Okay, So I've been looking for a post about baby #2 and horrible inlaws, because this is my life!!! I'm an only child. I LOVE being an only child, but I love pregnancy and do want another one, I think....! :) The I think part isn't because I don't want another, it's because of my inlaws. My DD is 3. They came to my csection, when I asked for my parents...my inlaws came in too. FIL demanded to hold her (she wasn't even in room yet!) When she did get brought in he stood over me telling me how it was his right and he wanted her NOW because he had to leave because "his stupid son didn't finish work for a customer the night before (my husband works for his parents...he didn't get home till 12 am the night before I went in at 5 to prep for csection!) I refused and neither one of them showed back up to see DD until 32 hrs later!! My inlaws have NEVER kept DD and never will as far as I'm concerned! They are abusive and make demands that are irrational! They see DD and my nephew maybe 10 times a year...We even cancelled Christmas this past year because the drama was so bad between family members. I am SO concerned about having another one because there will be two kids and only me. We do not allow DD or nephew to be out of sight with them, well if I have 2 I don't feel that I can be as protective to only one at a time. If that makes sense. I know this is allowing them to control me, but it does! At times of holidays I am on Prozac and Xanax to control my panic attacks! It's bad and it keeps getting worse.

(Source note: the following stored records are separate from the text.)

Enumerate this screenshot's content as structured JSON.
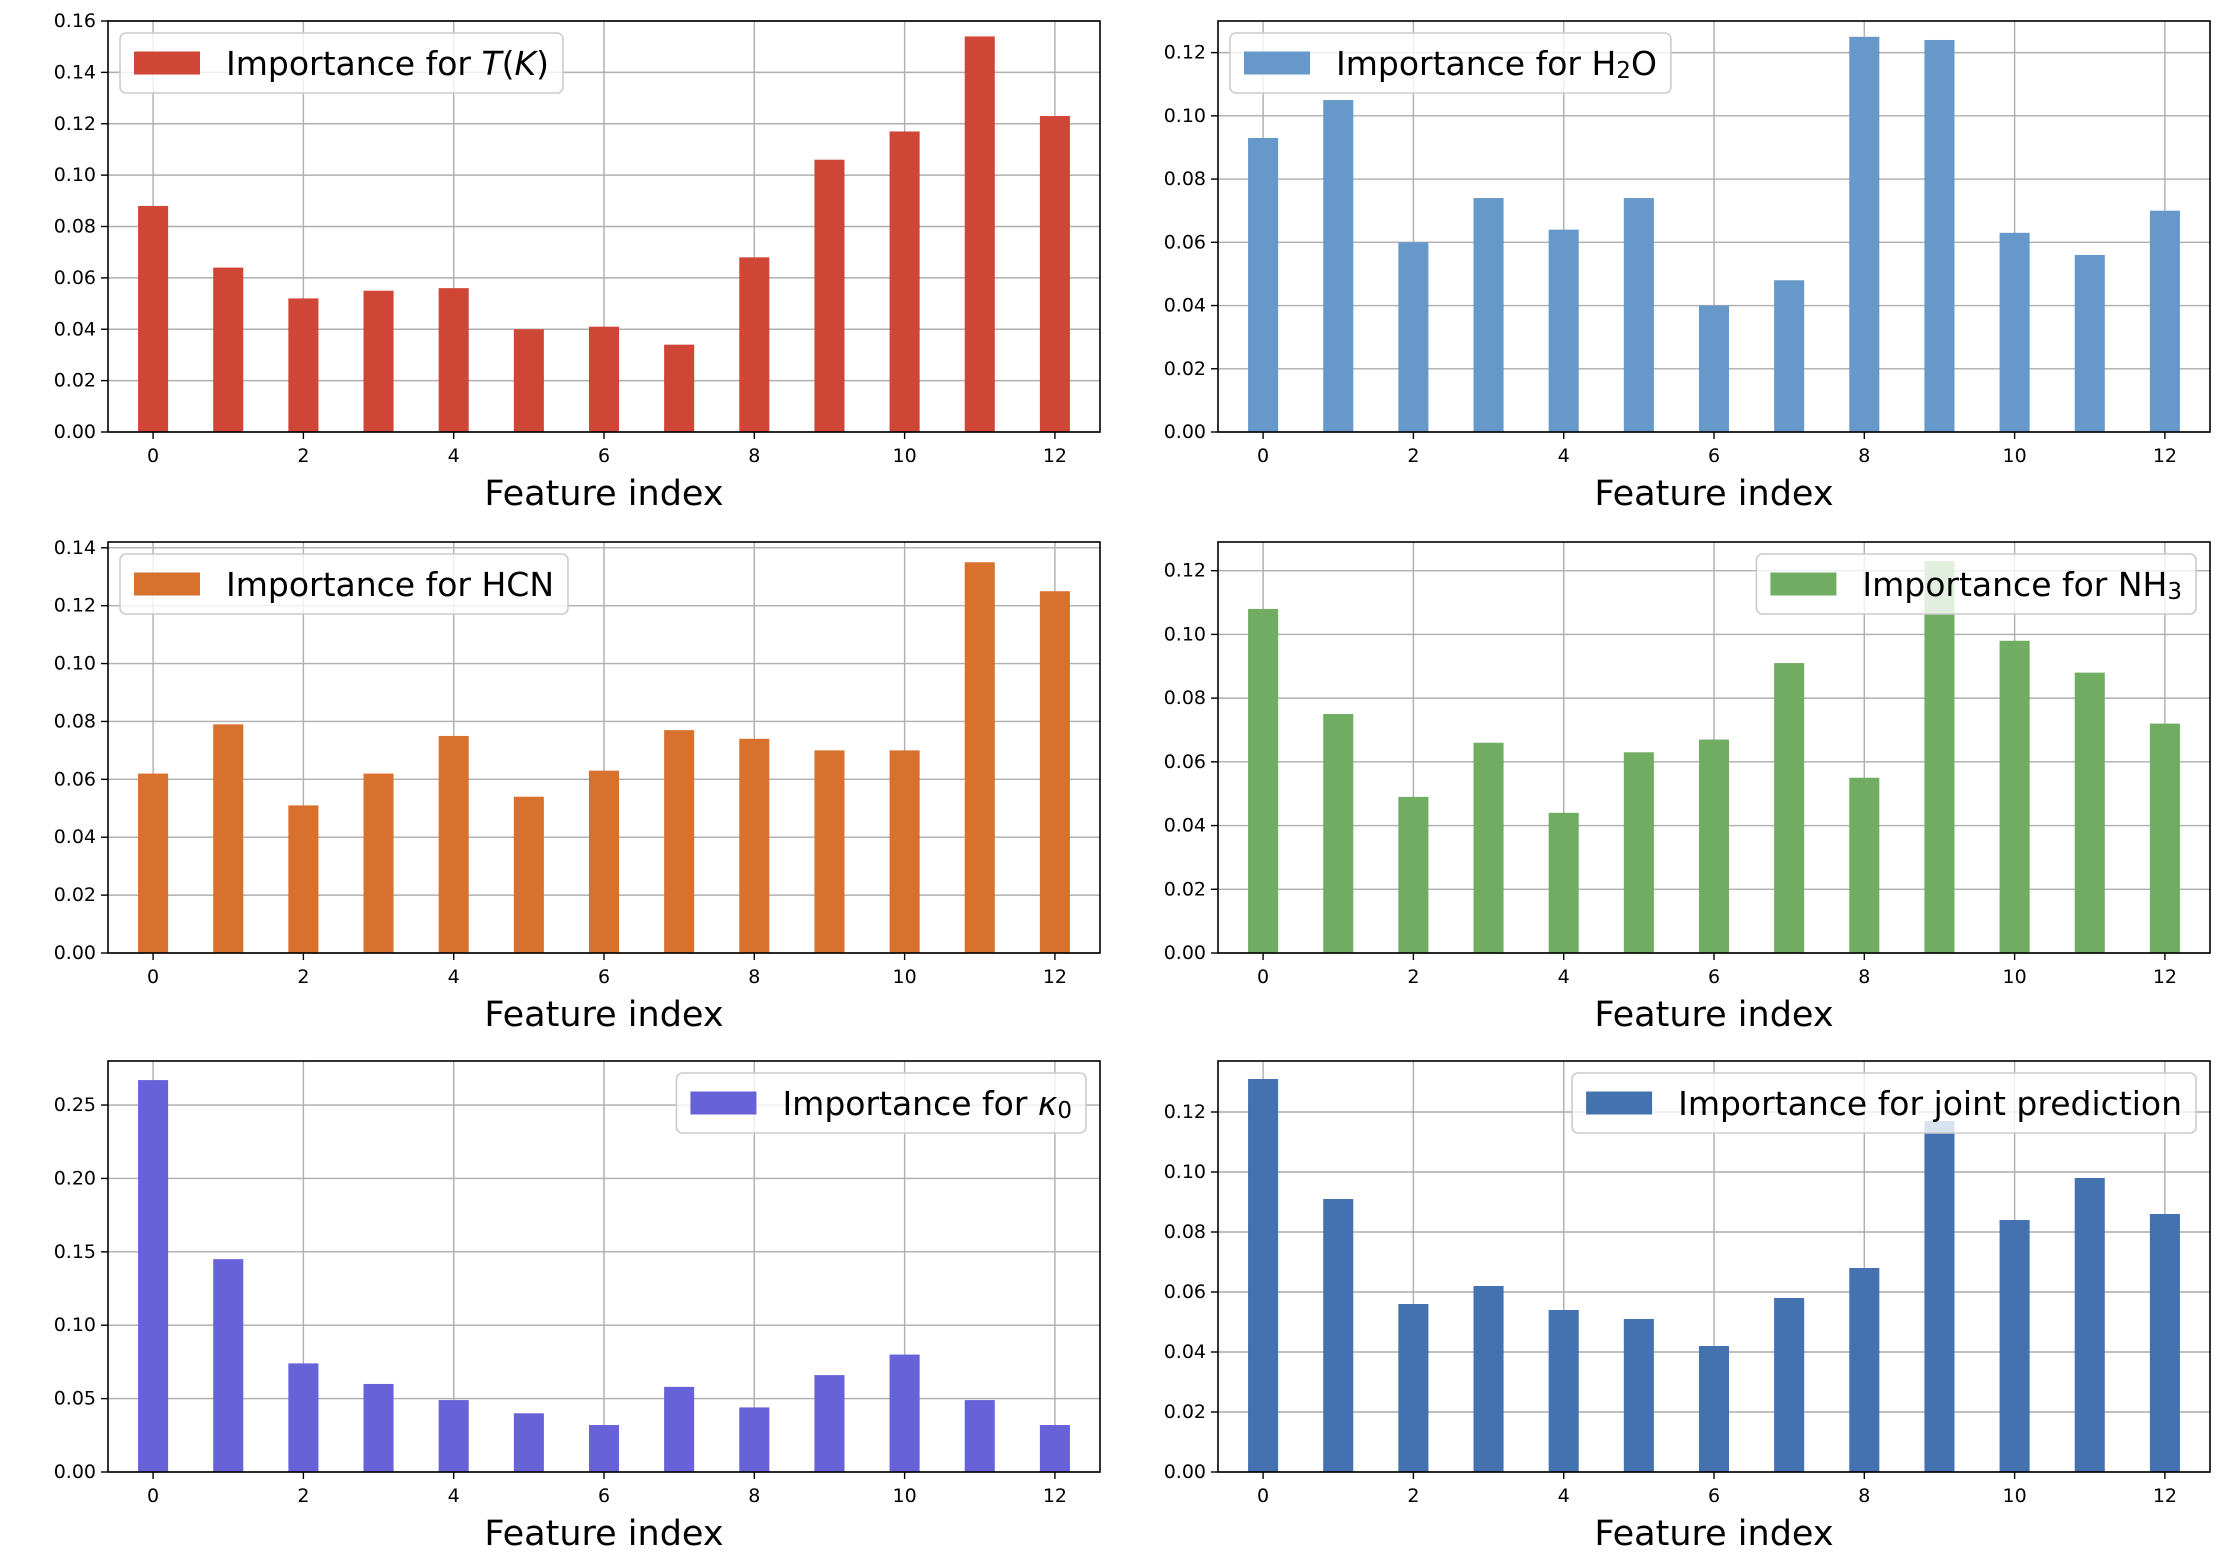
{
  "chart_data": [
    {
      "type": "bar",
      "x": [
        0,
        1,
        2,
        3,
        4,
        5,
        6,
        7,
        8,
        9,
        10,
        11,
        12
      ],
      "values": [
        0.088,
        0.064,
        0.052,
        0.055,
        0.056,
        0.04,
        0.041,
        0.034,
        0.068,
        0.106,
        0.117,
        0.154,
        0.123
      ],
      "series_name": "Importance for T(K)",
      "legend": {
        "prefix": "Importance for ",
        "math": "T(K)",
        "placement": "upper left"
      },
      "color": "#d04636",
      "xlabel": "Feature index",
      "ylim": [
        0,
        0.16
      ],
      "yticks": [
        0.0,
        0.02,
        0.04,
        0.06,
        0.08,
        0.1,
        0.12,
        0.14,
        0.16
      ],
      "ytick_labels": [
        "0.00",
        "0.02",
        "0.04",
        "0.06",
        "0.08",
        "0.10",
        "0.12",
        "0.14",
        "0.16"
      ],
      "xticks": [
        0,
        2,
        4,
        6,
        8,
        10,
        12
      ],
      "xtick_labels": [
        "0",
        "2",
        "4",
        "6",
        "8",
        "10",
        "12"
      ],
      "grid": true
    },
    {
      "type": "bar",
      "x": [
        0,
        1,
        2,
        3,
        4,
        5,
        6,
        7,
        8,
        9,
        10,
        11,
        12
      ],
      "values": [
        0.093,
        0.105,
        0.06,
        0.074,
        0.064,
        0.074,
        0.04,
        0.048,
        0.125,
        0.124,
        0.063,
        0.056,
        0.07
      ],
      "series_name": "Importance for H2O",
      "legend": {
        "prefix": "Importance for ",
        "chem": [
          "H",
          "2",
          "O"
        ],
        "placement": "upper left"
      },
      "color": "#6699c9",
      "xlabel": "Feature index",
      "ylim": [
        0,
        0.13
      ],
      "yticks": [
        0.0,
        0.02,
        0.04,
        0.06,
        0.08,
        0.1,
        0.12
      ],
      "ytick_labels": [
        "0.00",
        "0.02",
        "0.04",
        "0.06",
        "0.08",
        "0.10",
        "0.12"
      ],
      "xticks": [
        0,
        2,
        4,
        6,
        8,
        10,
        12
      ],
      "xtick_labels": [
        "0",
        "2",
        "4",
        "6",
        "8",
        "10",
        "12"
      ],
      "grid": true
    },
    {
      "type": "bar",
      "x": [
        0,
        1,
        2,
        3,
        4,
        5,
        6,
        7,
        8,
        9,
        10,
        11,
        12
      ],
      "values": [
        0.062,
        0.079,
        0.051,
        0.062,
        0.075,
        0.054,
        0.063,
        0.077,
        0.074,
        0.07,
        0.07,
        0.135,
        0.125
      ],
      "series_name": "Importance for HCN",
      "legend": {
        "prefix": "Importance for ",
        "text": "HCN",
        "placement": "upper left"
      },
      "color": "#d9712e",
      "xlabel": "Feature index",
      "ylim": [
        0,
        0.142
      ],
      "yticks": [
        0.0,
        0.02,
        0.04,
        0.06,
        0.08,
        0.1,
        0.12,
        0.14
      ],
      "ytick_labels": [
        "0.00",
        "0.02",
        "0.04",
        "0.06",
        "0.08",
        "0.10",
        "0.12",
        "0.14"
      ],
      "xticks": [
        0,
        2,
        4,
        6,
        8,
        10,
        12
      ],
      "xtick_labels": [
        "0",
        "2",
        "4",
        "6",
        "8",
        "10",
        "12"
      ],
      "grid": true
    },
    {
      "type": "bar",
      "x": [
        0,
        1,
        2,
        3,
        4,
        5,
        6,
        7,
        8,
        9,
        10,
        11,
        12
      ],
      "values": [
        0.108,
        0.075,
        0.049,
        0.066,
        0.044,
        0.063,
        0.067,
        0.091,
        0.055,
        0.123,
        0.098,
        0.088,
        0.072
      ],
      "series_name": "Importance for NH3",
      "legend": {
        "prefix": "Importance for ",
        "chem": [
          "NH",
          "3",
          ""
        ],
        "placement": "upper right"
      },
      "color": "#70ad62",
      "xlabel": "Feature index",
      "ylim": [
        0,
        0.129
      ],
      "yticks": [
        0.0,
        0.02,
        0.04,
        0.06,
        0.08,
        0.1,
        0.12
      ],
      "ytick_labels": [
        "0.00",
        "0.02",
        "0.04",
        "0.06",
        "0.08",
        "0.10",
        "0.12"
      ],
      "xticks": [
        0,
        2,
        4,
        6,
        8,
        10,
        12
      ],
      "xtick_labels": [
        "0",
        "2",
        "4",
        "6",
        "8",
        "10",
        "12"
      ],
      "grid": true
    },
    {
      "type": "bar",
      "x": [
        0,
        1,
        2,
        3,
        4,
        5,
        6,
        7,
        8,
        9,
        10,
        11,
        12
      ],
      "values": [
        0.267,
        0.145,
        0.074,
        0.06,
        0.049,
        0.04,
        0.032,
        0.058,
        0.044,
        0.066,
        0.08,
        0.049,
        0.032
      ],
      "series_name": "Importance for κ0",
      "legend": {
        "prefix": "Importance for ",
        "kappa": [
          "κ",
          "0"
        ],
        "placement": "upper right"
      },
      "color": "#6762d8",
      "xlabel": "Feature index",
      "ylim": [
        0,
        0.28
      ],
      "yticks": [
        0.0,
        0.05,
        0.1,
        0.15,
        0.2,
        0.25
      ],
      "ytick_labels": [
        "0.00",
        "0.05",
        "0.10",
        "0.15",
        "0.20",
        "0.25"
      ],
      "xticks": [
        0,
        2,
        4,
        6,
        8,
        10,
        12
      ],
      "xtick_labels": [
        "0",
        "2",
        "4",
        "6",
        "8",
        "10",
        "12"
      ],
      "grid": true
    },
    {
      "type": "bar",
      "x": [
        0,
        1,
        2,
        3,
        4,
        5,
        6,
        7,
        8,
        9,
        10,
        11,
        12
      ],
      "values": [
        0.131,
        0.091,
        0.056,
        0.062,
        0.054,
        0.051,
        0.042,
        0.058,
        0.068,
        0.117,
        0.084,
        0.098,
        0.086
      ],
      "series_name": "Importance for joint prediction",
      "legend": {
        "prefix": "Importance for ",
        "text": "joint prediction",
        "placement": "upper right"
      },
      "color": "#4472b0",
      "xlabel": "Feature index",
      "ylim": [
        0,
        0.137
      ],
      "yticks": [
        0.0,
        0.02,
        0.04,
        0.06,
        0.08,
        0.1,
        0.12
      ],
      "ytick_labels": [
        "0.00",
        "0.02",
        "0.04",
        "0.06",
        "0.08",
        "0.10",
        "0.12"
      ],
      "xticks": [
        0,
        2,
        4,
        6,
        8,
        10,
        12
      ],
      "xtick_labels": [
        "0",
        "2",
        "4",
        "6",
        "8",
        "10",
        "12"
      ],
      "grid": true
    }
  ]
}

I mean I have normal concerns too. Can I take care of 2 kids, will DD feel neglected (MY DD is AWESOME!), etc...but I fear my inlaws. So I totally understand where you are coming from. It's scary!
 
You WILL adore being a mother of 2!! I had the same concerns about having a second and while it was a big adjustment and took some getting used to I've loved it so much that I want another!

As for your in laws just lay down the rules yourself, that's what I did with my inlaws. I told them (was having a planned c sec) that this was what was happening and that was that. If things get to hectic just call the midwife in to get them to leave.
 
Cach12 I'm so sorry! We both definitely have horrible in laws, just in different ways. I don't let them watch dd either, and like you never will. Which also has me scared as I don't have much of a support base being away from my friends and family. Dd only goes to daycare when I'm at work, so needless to say I haven't gone our or done anything "adult" in over 10 months...and dd is 10 months lol. I mean it doesn't really bother me, but I'm so happy mocking Jay part 2 is out on DVD now!

Last time I didn't speak up but this time I will. My family gives people their space, especially when it comes to new babies, but dh family is all up on your business about it not caring that they are being overbearing and stressing me out. I don't think they know what they do to me since it's a culture difference and it's what they're used to, but I get so anxious if we have to go to a family function (like you) because everyone will be in my space, and they'll distract dd while I'm feeding her so then she won't eat, or my fil won't stop picking his nose and tries to teach dd to do it, plus his sister and brother don't keep their kids under control and they'll be jumping over dd and I look like the bad person telling them they will not do that again with my dd under them...oh the joys.